YouTube is marvelous, but so are teachers! Especially in the early days of learning, you could really benefit from having someone to ask questions of! And regardless of your level of expertise, you can always benefit from having a friend or group of friends to meet on a regular basis.
See if you can find a lacemaking group, guild, circle, or "stitch & bitch" around you. (I hate the term "stitch & bitch", but that might be what it's called where you are.) In Portland, OR, where I live, there is the Portland Lace Society, which meets monthly at the Sellwood Community Center. I went once, and enjoyed it very much. There were some tatters and some bobbin-lace makers, a few crochet lacemakers... no needlelace makers (except myself). Unfortunately, it was inconvenient for me to go regularly, on account of distance and my unpredictable work schedule, but it is good to know they are a resource should I ever get serious about tatting!
Or ask around at work and church to see if anyone knows a tatter. Many elderly women tat, and you could make a friend by asking to be taught! If you find yourself with a much older teacher, remember to honor your elder, be a good ambassador for your age group, and appreciate the opportunity to learn not just about tatting but about history, the way the world used to be, how different people think and what they value, et cetera. Bring snacks, share tea, and chat. Open your heart and mind, and you'll benefit more than you can imagine! And years later, when you are an expert tatter, your skills will be more special because they'll hold memories of that friendship.
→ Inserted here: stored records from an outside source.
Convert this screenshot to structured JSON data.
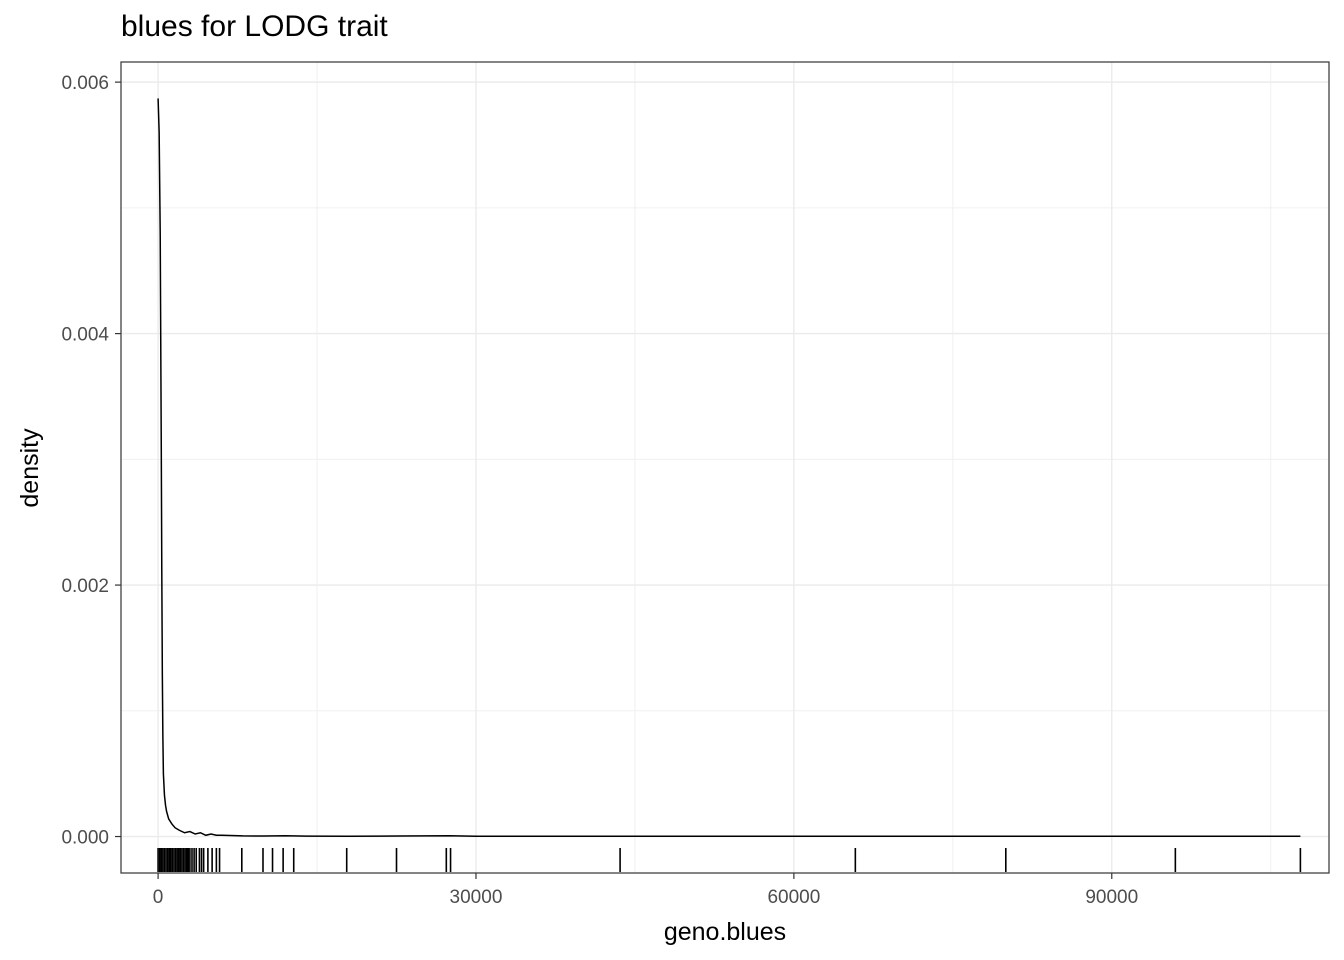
{
  "chart_data": {
    "type": "line",
    "title": "blues for LODG trait",
    "xlabel": "geno.blues",
    "ylabel": "density",
    "xlim": [
      -3500,
      110500
    ],
    "ylim": [
      -0.00029,
      0.00616
    ],
    "xticks": [
      0,
      30000,
      60000,
      90000
    ],
    "xtick_labels": [
      "0",
      "30000",
      "60000",
      "90000"
    ],
    "yticks": [
      0.0,
      0.002,
      0.004,
      0.006
    ],
    "ytick_labels": [
      "0.000",
      "0.002",
      "0.004",
      "0.006"
    ],
    "grid": true,
    "legend": "none",
    "series": [
      {
        "x": [
          0,
          100,
          200,
          300,
          350,
          400,
          450,
          500,
          600,
          700,
          800,
          1000,
          1300,
          1600,
          2000,
          2500,
          3000,
          3500,
          4000,
          4500,
          5000,
          5500,
          6000,
          8000,
          10000,
          12000,
          14000,
          18000,
          22800,
          27500,
          30000,
          43500,
          65800,
          80200,
          96000,
          107800
        ],
        "y": [
          0.00587,
          0.0056,
          0.0048,
          0.0031,
          0.0021,
          0.0013,
          0.0008,
          0.0005,
          0.00033,
          0.00025,
          0.0002,
          0.00014,
          0.0001,
          7e-05,
          5e-05,
          3e-05,
          4e-05,
          2e-05,
          3e-05,
          1e-05,
          2e-05,
          1e-05,
          1e-05,
          5e-06,
          4e-06,
          6e-06,
          3e-06,
          2e-06,
          4e-06,
          6e-06,
          2e-06,
          2e-06,
          2e-06,
          2e-06,
          2e-06,
          2e-06
        ]
      }
    ],
    "rug": [
      0,
      150,
      300,
      450,
      600,
      750,
      900,
      1050,
      1200,
      1350,
      1500,
      1650,
      1800,
      1950,
      2100,
      2250,
      2400,
      2550,
      2700,
      2850,
      3000,
      3200,
      3400,
      3600,
      3900,
      4100,
      4300,
      4700,
      5100,
      5500,
      5800,
      7900,
      9900,
      10800,
      11800,
      12800,
      17800,
      22500,
      27200,
      27600,
      43600,
      65800,
      80000,
      96000,
      107800
    ]
  }
}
Look online! The more you tat, the more problems you'll have to solve, and you can bet some else before you has already figured it out and blogged about it! One of the first problems I encountered while tatting was how to close a ring of rings but keep my working thread on the outside of it, with no twisting in the picots. To see what I mean about this problem, make a series of five rings, joined at their side picots: a simple edging. Then try to join the first ring to the last one in the same way (to make a ring of rings)... and you'll find the picots either get twisted in an ugly way, or your two hands end up on either sides of the work, and you can't continue. You'd have to tie off and start a new thread, tying it on to the work! Such a bother. Luckily, Lisa C. Trumble of This 'n' Tat had this same problem and took the time to explain a simple solution called a folded join. Thank you, Ms. Trumble!
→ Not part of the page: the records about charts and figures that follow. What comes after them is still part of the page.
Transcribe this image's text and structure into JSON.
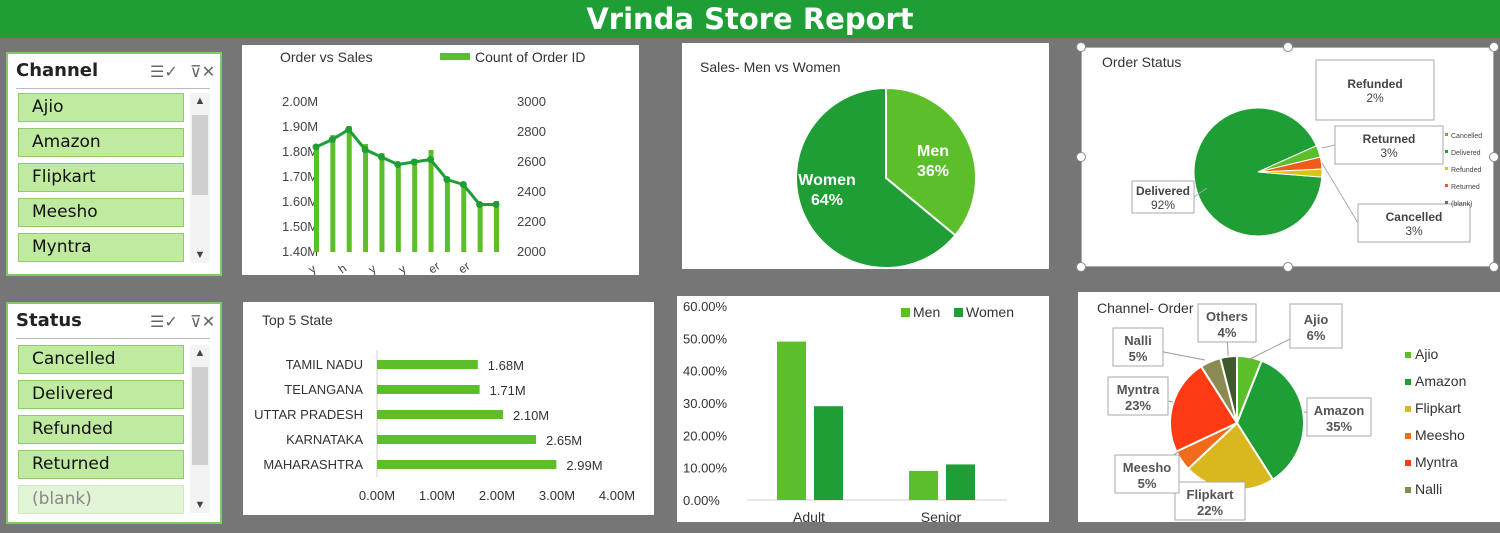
{
  "title": "Vrinda Store Report",
  "channel_slicer": {
    "heading": "Channel",
    "items": [
      "Ajio",
      "Amazon",
      "Flipkart",
      "Meesho",
      "Myntra"
    ]
  },
  "status_slicer": {
    "heading": "Status",
    "items": [
      "Cancelled",
      "Delivered",
      "Refunded",
      "Returned",
      "(blank)"
    ]
  },
  "icons": [
    "multi-select-icon",
    "clear-filter-icon",
    "scroll-up-icon",
    "scroll-down-icon"
  ],
  "colors": {
    "header": "#1e9e34",
    "light_green": "#5cbf2a",
    "dark_green": "#1e9e34",
    "background": "#767676"
  },
  "chart_data": [
    {
      "id": "order_vs_sales",
      "type": "line",
      "title": "Order vs Sales",
      "legend": "Count of Order ID",
      "y_left_ticks": [
        "2.00M",
        "1.90M",
        "1.80M",
        "1.70M",
        "1.60M",
        "1.50M",
        "1.40M"
      ],
      "y_right_ticks": [
        "3000",
        "2800",
        "2600",
        "2400",
        "2200",
        "2000"
      ],
      "x_tick_fragments": [
        "y",
        "h",
        "y",
        "y",
        "er",
        "er"
      ],
      "sales_m": [
        1.82,
        1.85,
        1.89,
        1.81,
        1.78,
        1.75,
        1.76,
        1.77,
        1.69,
        1.67,
        1.59,
        1.59
      ],
      "orders": [
        2700,
        2780,
        2840,
        2720,
        2660,
        2580,
        2620,
        2680,
        2500,
        2460,
        2320,
        2340
      ]
    },
    {
      "id": "sales_men_women",
      "type": "pie",
      "title": "Sales- Men vs Women",
      "slices": [
        {
          "name": "Men",
          "value": 36,
          "label": "36%"
        },
        {
          "name": "Women",
          "value": 64,
          "label": "64%"
        }
      ]
    },
    {
      "id": "order_status",
      "type": "pie",
      "title": "Order Status",
      "slices": [
        {
          "name": "Delivered",
          "value": 92,
          "label": "92%"
        },
        {
          "name": "Cancelled",
          "value": 3,
          "label": "3%"
        },
        {
          "name": "Returned",
          "value": 3,
          "label": "3%"
        },
        {
          "name": "Refunded",
          "value": 2,
          "label": "2%"
        }
      ],
      "legend": [
        "Cancelled",
        "Delivered",
        "Refunded",
        "Returned",
        "(blank)"
      ]
    },
    {
      "id": "top5_state",
      "type": "bar",
      "title": "Top 5 State",
      "categories": [
        "TAMIL NADU",
        "TELANGANA",
        "UTTAR PRADESH",
        "KARNATAKA",
        "MAHARASHTRA"
      ],
      "values": [
        1.68,
        1.71,
        2.1,
        2.65,
        2.99
      ],
      "labels": [
        "1.68M",
        "1.71M",
        "2.10M",
        "2.65M",
        "2.99M"
      ],
      "x_ticks": [
        "0.00M",
        "1.00M",
        "2.00M",
        "3.00M",
        "4.00M"
      ],
      "xlim": [
        0,
        4
      ]
    },
    {
      "id": "age_gender",
      "type": "bar",
      "categories": [
        "Adult",
        "Senior"
      ],
      "series": [
        {
          "name": "Men",
          "values": [
            49,
            9
          ]
        },
        {
          "name": "Women",
          "values": [
            29,
            11
          ]
        }
      ],
      "y_ticks": [
        "60.00%",
        "50.00%",
        "40.00%",
        "30.00%",
        "20.00%",
        "10.00%",
        "0.00%"
      ],
      "ylim": [
        0,
        60
      ]
    },
    {
      "id": "channel_orders",
      "type": "pie",
      "title": "Channel- Order",
      "slices": [
        {
          "name": "Ajio",
          "value": 6,
          "label": "6%"
        },
        {
          "name": "Amazon",
          "value": 35,
          "label": "35%"
        },
        {
          "name": "Flipkart",
          "value": 22,
          "label": "22%"
        },
        {
          "name": "Meesho",
          "value": 5,
          "label": "5%"
        },
        {
          "name": "Myntra",
          "value": 23,
          "label": "23%"
        },
        {
          "name": "Nalli",
          "value": 5,
          "label": "5%"
        },
        {
          "name": "Others",
          "value": 4,
          "label": "4%"
        }
      ],
      "legend": [
        "Ajio",
        "Amazon",
        "Flipkart",
        "Meesho",
        "Myntra",
        "Nalli"
      ]
    }
  ]
}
Try your library, too. Your taxes pay for it, so you might as well use it!
Many thanks to the University of Arizona's Department of Computer Science department for their lace archive! I have no idea why they put it up (it doesn't seem related to computer science, but what do I know?), but I use it all the time! They have only two files on tatting. Therese de Dillmont's book for DMC is an old resource with tricky hand-diagrams, but it does have patterns and illustrations. It also has old-style written instructions, which are long-form compared to modern abbreviated patterns. The Art of Tatting, by Katharin L. Hoare, is a whole book scanned into 3 pdfs. The first one has interesting cultural stuff about women's work, Roumanian royalty, et cetera, but if you're chiefly interested in the instructions, scroll down to page 19 for pretty good illustrations of the hand positions. They'll make more sense if you have first seen kmemuse's video, though! Part 2 and Part 3 are all black-and-white plates of examples of tatting, pretty and interesting, but not useful patterns for a beginner. (I was particularly interested in the combination laces where tatted motifs and edgings were sewn to machine-made net to mimic the look of needle or bobbin lace! I'd never seen tatting used like that before!)